On reaching home, he told his wife she had to make khattakaazha for him. She knew of no such thing and told him so. He started hitting her. “You horrible woman, what do you mean you don’t know what khattakaazha is!” Yeah, men of those days were such childish boors, weren’t they? Imagine hitting your wife for not knowing something! By the way this is a story we children heard growing up and laughed at the part when the wife kept insisting she did not know what he was talking about and he kept hitting her. Such a sad state of affairs, normalizing violence against women by unreasonable men right from childhood.

Anyways, the story ends with the woman complaining the next day that the beating he gave her had caused her a swelling as big as a kozhukkatta over her right eye. “That’s it!!!” the unfeeling man cried out. “Kozhukkatta is what I wanted you to make for me!” The disgusted (I am hoping she was disgusted, not overflowing with womanly love for him!) woman replied, “Then why didn’t you say so?!” I am also hoping she didn’t clean the jaggery well enough and there were stones in the filling that broke the man’s teeth. Ha.

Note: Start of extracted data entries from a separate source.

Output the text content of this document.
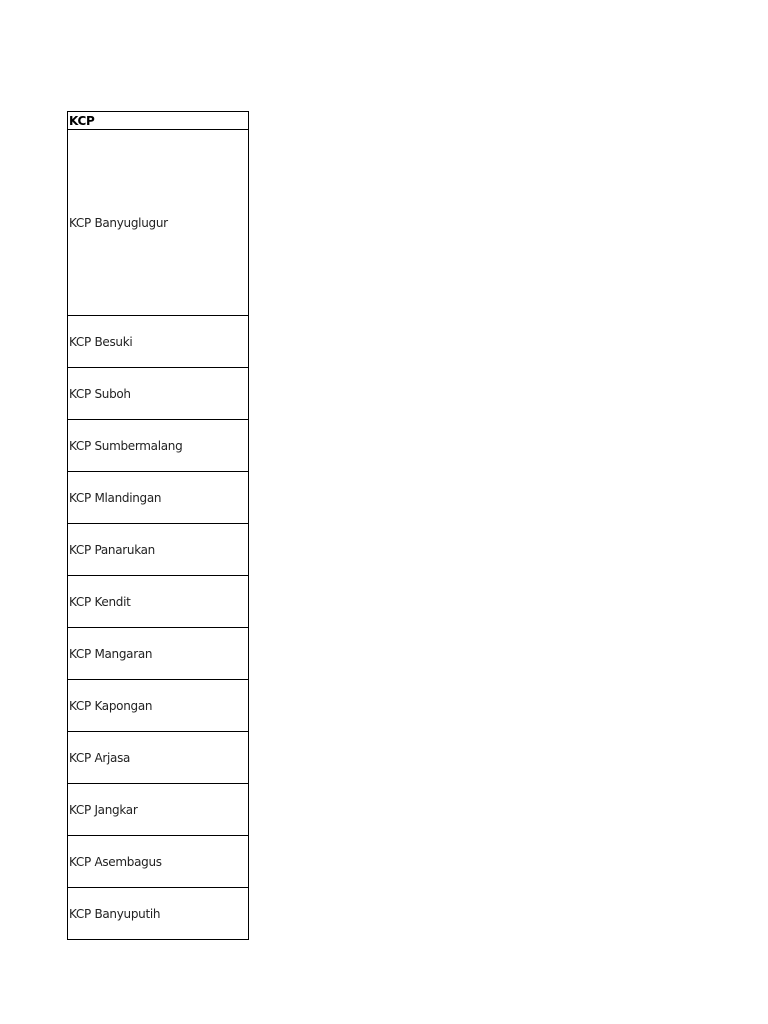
KCP
KCP Banyuglugur
KCP Besuki
KCP Suboh
KCP Sumbermalang
KCP Mlandingan
KCP Panarukan
KCP Kendit
KCP Mangaran
KCP Kapongan
KCP Arjasa
KCP Jangkar
KCP Asembagus
KCP Banyuputih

Anyways, at the end of the story that I have related here let me hasten to add that when I compared myself to the immature and glutton of a whatshisname in the story, it was only to highlight how he forgot what he was chanting when he had a fall. As for me I don’t even need a fall to forget, only step out of the bathroom to do so. I stand outside the bathroom door my mouth repeating the last sentence of whatever it was I had been busily scribbling inside my head, but with absolutely no clue about why I am doing it. In my place the man in the story would probably have broken his laptop, kicked the dog, shouted at his children or snarled at his wife. But since I am not him, I am merely writing this post for the Midweek Wordle #6 at A Prompt Each Day.

And yeah, that wish about waterproof thingamabobs stands. If not, I need a thought recorder. Yup, that would be simply awesome!